Knet.jl
Knet.jl copied to clipboard
multi-gpu support
This is a general issue to develop support for various multi-gpu techniques in Knet.
Are there plans to implement multi-GPU support? I'm considering re-implementing my PyTorch models using Knet, but multi-GPU support is an important factor since I'm working on a cluster.
Thanks!
Last person to work on this was @cangumeli who wrote Knet/src/uva.jl. Below is what he says about the latest state of affairs (also this was before the new multithreading interface). I'd love to work on this with someone who knows the requirements better than me.
We currently have GPU-direct support in Knet. You can access different GPU's memory without copying and you can copy from one GPU to another directly. All you need to do is calling Knet.enableP2P() to use these features. See https://github.com/denizyuret/Knet.jl/blob/master/src/uva.jl for the implementation.

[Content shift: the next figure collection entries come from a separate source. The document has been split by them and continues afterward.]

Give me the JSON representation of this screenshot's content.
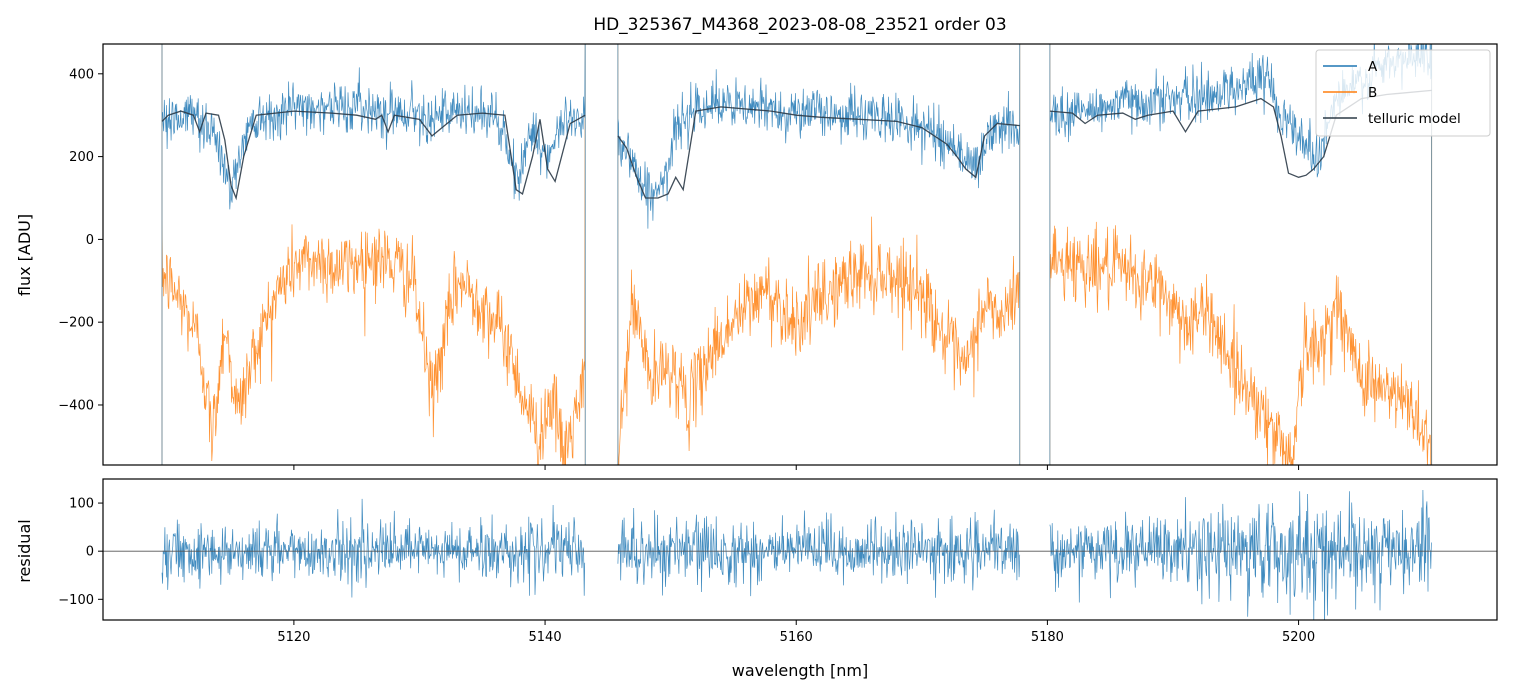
{
  "chart_data": [
    {
      "type": "line",
      "panel": "top",
      "title": "HD_325367_M4368_2023-08-08_23521  order 03",
      "ylabel": "flux [ADU]",
      "xlim": [
        5104.8,
        5215.8
      ],
      "ylim": [
        -545,
        472
      ],
      "yticks": [
        400,
        200,
        0,
        -200,
        -400
      ],
      "ytick_labels": [
        "400",
        "200",
        "0",
        "−200",
        "−400"
      ],
      "xticks": [
        5120,
        5140,
        5160,
        5180,
        5200
      ],
      "legend_position": "top-right",
      "segments": [
        [
          5109.5,
          5143.2
        ],
        [
          5145.8,
          5177.8
        ],
        [
          5180.2,
          5210.6
        ]
      ],
      "series": [
        {
          "name": "A",
          "color": "#1f77b4",
          "noise": 30,
          "x": [
            5109.5,
            5112,
            5113.5,
            5115,
            5116.5,
            5120,
            5125,
            5130,
            5133,
            5136,
            5137.8,
            5139,
            5140.2,
            5141.5,
            5143.2,
            5145.8,
            5147,
            5148,
            5149.5,
            5150.5,
            5152,
            5155,
            5160,
            5165,
            5168,
            5170,
            5172,
            5173.5,
            5174.3,
            5175.5,
            5177.8,
            5180.2,
            5183,
            5186,
            5189,
            5192,
            5195,
            5197.5,
            5198.5,
            5200,
            5201.5,
            5203,
            5205,
            5207,
            5210.6
          ],
          "y": [
            290,
            300,
            270,
            120,
            290,
            320,
            320,
            305,
            300,
            305,
            140,
            280,
            180,
            290,
            300,
            250,
            190,
            110,
            130,
            270,
            330,
            320,
            310,
            300,
            290,
            270,
            240,
            200,
            170,
            260,
            280,
            300,
            310,
            330,
            340,
            340,
            370,
            390,
            320,
            250,
            200,
            340,
            380,
            420,
            450
          ]
        },
        {
          "name": "B",
          "color": "#ff7f0e",
          "noise": 45,
          "x": [
            5109.5,
            5111,
            5112.5,
            5113.5,
            5114.5,
            5115.5,
            5117,
            5118.5,
            5120,
            5122,
            5124,
            5126,
            5128,
            5129.5,
            5131,
            5133,
            5135,
            5137,
            5138.5,
            5139.5,
            5140.5,
            5141.5,
            5143.2,
            5145.8,
            5147,
            5148.5,
            5150,
            5151.5,
            5153,
            5155,
            5157.5,
            5160,
            5163,
            5165,
            5167,
            5169,
            5170.5,
            5172,
            5173.5,
            5175,
            5176.5,
            5177.8,
            5180.2,
            5183,
            5186,
            5189,
            5191,
            5193,
            5195,
            5196.5,
            5198,
            5199.5,
            5200.5,
            5201.5,
            5203,
            5204.5,
            5206,
            5207.5,
            5209,
            5210.6
          ],
          "y": [
            -80,
            -150,
            -250,
            -480,
            -200,
            -420,
            -260,
            -140,
            -60,
            -50,
            -70,
            -40,
            -60,
            -100,
            -380,
            -100,
            -150,
            -250,
            -400,
            -480,
            -380,
            -520,
            -350,
            -520,
            -150,
            -350,
            -300,
            -400,
            -280,
            -200,
            -120,
            -200,
            -120,
            -80,
            -80,
            -100,
            -150,
            -250,
            -320,
            -150,
            -200,
            -100,
            -50,
            -60,
            -80,
            -120,
            -200,
            -180,
            -320,
            -380,
            -470,
            -520,
            -250,
            -280,
            -150,
            -300,
            -350,
            -380,
            -400,
            -500
          ]
        },
        {
          "name": "telluric model",
          "color": "#2b3a47",
          "x": [
            5109.5,
            5110,
            5111,
            5112,
            5112.5,
            5113,
            5114,
            5114.5,
            5115,
            5115.4,
            5116,
            5117,
            5120,
            5123,
            5125,
            5126.5,
            5127,
            5127.5,
            5128,
            5130,
            5131,
            5133,
            5135,
            5136.8,
            5137.3,
            5137.7,
            5138.2,
            5139,
            5139.6,
            5140.2,
            5140.8,
            5142,
            5143.2,
            5145.8,
            5146.5,
            5147.3,
            5148,
            5149,
            5149.8,
            5150.4,
            5151,
            5152,
            5154,
            5158,
            5160,
            5162,
            5165,
            5168,
            5170,
            5171,
            5172,
            5172.8,
            5173.5,
            5174.3,
            5175,
            5176,
            5177.8,
            5180.2,
            5182,
            5183,
            5184,
            5186,
            5187,
            5188,
            5190,
            5191,
            5192,
            5195,
            5197,
            5198,
            5198.6,
            5199.2,
            5200,
            5200.6,
            5201.2,
            5202,
            5203,
            5205,
            5207,
            5210.6
          ],
          "y": [
            285,
            300,
            310,
            300,
            260,
            305,
            300,
            240,
            130,
            100,
            200,
            300,
            310,
            305,
            300,
            290,
            300,
            260,
            300,
            290,
            250,
            300,
            305,
            300,
            200,
            120,
            110,
            200,
            290,
            170,
            140,
            280,
            300,
            250,
            220,
            150,
            100,
            100,
            110,
            150,
            120,
            310,
            320,
            310,
            300,
            295,
            290,
            285,
            270,
            250,
            230,
            200,
            170,
            150,
            250,
            280,
            275,
            310,
            305,
            280,
            300,
            305,
            290,
            300,
            310,
            260,
            310,
            320,
            340,
            320,
            250,
            160,
            150,
            155,
            170,
            200,
            300,
            340,
            350,
            360
          ]
        }
      ]
    },
    {
      "type": "line",
      "panel": "bottom",
      "xlabel": "wavelength [nm]",
      "ylabel": "residual",
      "xlim": [
        5104.8,
        5215.8
      ],
      "ylim": [
        -143,
        150
      ],
      "yticks": [
        100,
        0,
        -100
      ],
      "ytick_labels": [
        "100",
        "0",
        "−100"
      ],
      "xticks": [
        5120,
        5140,
        5160,
        5180,
        5200
      ],
      "xtick_labels": [
        "5120",
        "5140",
        "5160",
        "5180",
        "5200"
      ],
      "zero_line": 0,
      "series": [
        {
          "color": "#1f77b4",
          "segments": [
            [
              5109.5,
              5143.2
            ],
            [
              5145.8,
              5177.8
            ],
            [
              5180.2,
              5210.6
            ]
          ],
          "noise_x": [
            5109.5,
            5140,
            5145.8,
            5150,
            5177.8,
            5180.2,
            5190,
            5197,
            5202,
            5210.6
          ],
          "noise_sd": [
            30,
            30,
            45,
            35,
            30,
            30,
            35,
            55,
            50,
            45
          ]
        }
      ]
    }
  ]
}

On the other hand, we don't know how to parallelize model execution properly. There are following options to try:
- Julia has multi-process parallelism features. This will require synchronization in CPU as GPU-direct doesn't play well with multi-processing.
- You can use CUDA streams to execute multiple CUDA kernels in parallel, in one or more GPUs. With this, you can utilize GPU-direct. However, support for CUDA streams must me added to Knet kernels for that, and cudaMalloc and cudaFree cannot be parallelized with CUDA streams. See https://www.juliabloggers.com/multiple-gpu-parallelism-on-the-hpc-with-julia/ for an old example by CUDART people.
- You can try Julia threads. With threads, you can parallelize everything, but Knet and many IO features of Julia are not thread-safe. A proper lock that only parallelizes GPU kernels and not Julia execution may help, PyTorch people are doing this with Python GIL as far as I know.
- Finally, there are CUDA-aware MPI libraries like MVAPICH that you may try to use with MPI.jl.
Thank you for the update. It sounds like it wouldn't be easily implementable at the moment (especially for a Julia beginner like myself), but could be something that's supported at some point.
I'll keep an eye on this from time to time. I'm interested enough in Julia that I think I'll implement my models anyway, and if at some point multi-GPU becomes easier to incorporate, I'll add it to them.
Thanks for your prompt reply and for all your work with Knet